How does your work differ from others of its genre?
“Genre: a category of artistic composition, as in music or literature, characterized by similarities in form, style, or subject matter.” Which means that I don’t fit one. I write different kinds of work with different voices and different intents dictated by the material. So a novel does not read like a memoir or a nonfiction book and yet my style is likely similar across the forms. (I use a lot of parens, --'s, and series of independent clauses.) I suspect that this question was generated by someone who ONLY writes in one form – mysteries for example or children’s books – but I plead genre-less.
Why do you write what you do?
Why do I write at all? It’s an impulse that’s been driving me for as long as I can remember, that never recedes. Sentences, phrases, word choices are always running through my head. I’m waiting for the neurotechnology that captures such things effortlessly. They always sound so great when you think them and then when it comes time to do this, actually record them, well, maybe I don’t want that device after all.

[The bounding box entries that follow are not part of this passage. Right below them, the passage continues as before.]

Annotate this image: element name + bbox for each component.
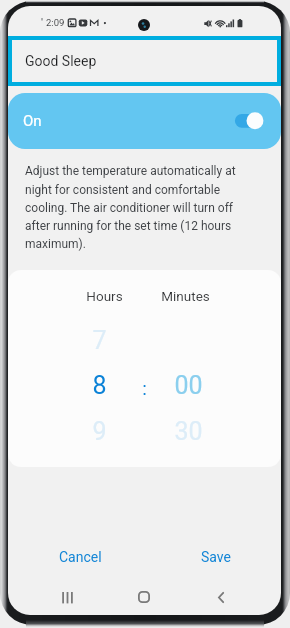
staticText: 30 xyxy=(174,417,203,446)
staticText: 9 xyxy=(92,417,107,446)
staticText: Adjust the temperature automatically at … xyxy=(25,164,249,250)
button[interactable]: Home xyxy=(122,577,166,615)
staticText: 2:09 xyxy=(46,17,65,28)
staticText: On xyxy=(23,112,42,130)
staticText: Good Sleep xyxy=(25,53,97,69)
staticText: Minutes xyxy=(161,288,210,304)
button[interactable]: Back xyxy=(199,577,243,615)
button[interactable]: Cancel xyxy=(40,539,120,575)
staticText: 00 xyxy=(174,371,203,400)
staticText: Hours xyxy=(86,288,123,304)
staticText: 8 xyxy=(92,371,107,400)
staticText: Save xyxy=(201,549,231,565)
staticText: 7 xyxy=(92,326,107,355)
button[interactable]: Recent apps xyxy=(45,577,89,615)
staticText: : xyxy=(142,377,147,399)
button[interactable]: Good Sleep xyxy=(8,36,281,86)
staticText: Cancel xyxy=(59,549,102,565)
button[interactable]: Save xyxy=(176,539,256,575)
button[interactable]: On xyxy=(8,93,281,149)
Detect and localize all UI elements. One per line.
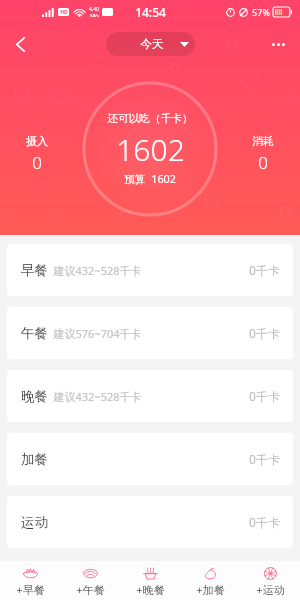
staticText: 消耗 xyxy=(252,134,274,148)
staticText: 运动 xyxy=(21,514,48,531)
staticText: 早餐 xyxy=(21,262,48,279)
button[interactable]: +早餐 xyxy=(0,561,60,600)
staticText: 建议432~528千卡 xyxy=(53,389,142,404)
staticText: 0千卡 xyxy=(249,451,280,467)
staticText: 1602 xyxy=(116,129,185,170)
button[interactable]: +加餐 xyxy=(180,561,240,600)
staticText: +加餐 xyxy=(196,582,225,597)
staticText: 0 xyxy=(258,151,268,174)
staticText: 预算 1602 xyxy=(124,171,176,186)
staticText: 0 xyxy=(32,151,42,174)
staticText: 14:54 xyxy=(135,4,166,20)
button[interactable]: +午餐 xyxy=(60,561,120,600)
button[interactable]: 今天 xyxy=(106,32,195,56)
button[interactable]: 午餐 xyxy=(7,307,293,359)
staticText: +午餐 xyxy=(76,582,105,597)
button[interactable]: 运动 xyxy=(7,496,293,548)
staticText: 建议432~528千卡 xyxy=(53,263,142,278)
button[interactable]: +晚餐 xyxy=(120,561,180,600)
staticText: +晚餐 xyxy=(136,582,165,597)
staticText: 0千卡 xyxy=(249,325,280,341)
staticText: 还可以吃（千卡） xyxy=(107,112,193,125)
button[interactable]: 早餐 xyxy=(7,244,293,296)
staticText: 晚餐 xyxy=(21,388,48,405)
staticText: 0千卡 xyxy=(249,262,280,278)
staticText: 加餐 xyxy=(21,451,48,468)
staticText: 建议576~704千卡 xyxy=(53,326,142,341)
button[interactable]: +运动 xyxy=(240,561,300,600)
staticText: 4.40 xyxy=(89,6,99,13)
staticText: +运动 xyxy=(256,582,285,597)
button[interactable]: 加餐 xyxy=(7,433,293,485)
staticText: 0千卡 xyxy=(249,514,280,530)
staticText: 57% xyxy=(252,6,270,18)
staticText: 今天 xyxy=(140,37,164,52)
staticText: +早餐 xyxy=(16,582,45,597)
staticText: HD xyxy=(60,9,68,16)
staticText: KB/s xyxy=(90,13,99,18)
staticText: 午餐 xyxy=(21,325,48,342)
button[interactable]: More options xyxy=(264,30,292,58)
staticText: 摄入 xyxy=(26,134,48,148)
button[interactable]: 晚餐 xyxy=(7,370,293,422)
staticText: 0千卡 xyxy=(249,388,280,404)
button[interactable]: Back xyxy=(6,30,34,58)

How does your process work?
I write for a bit, whatever that period of time might be – fifteen minutes, four hours, sometimes longer—then call it quits for a while. When I come back to it, which could be a few hours later or next day or …, I start from the beginning again. That return to the starting line is a warm-up and a good editing pass as I see awful things that cannot stay while I try to go on, almost as if the garbage needs to go out before starting to cook again. It may not be the most efficient way to do it but it’s the way I’ve always written even while mixing metaphors.
Now I throw the baton to Miles from Brooklyn, aka Miranda Stamps and Jay Albany, who are chronicling their Australian odyssey in a four-wheel drive vehicle towing a camper trailer with Lake and Finn, their five-year-old twins; cancer doctor, mother, and writer Robin Schoenthaler; and the indescribably eclectic techno-seer and writer Susan Scrupski (that link taking you to just one of her writing venues).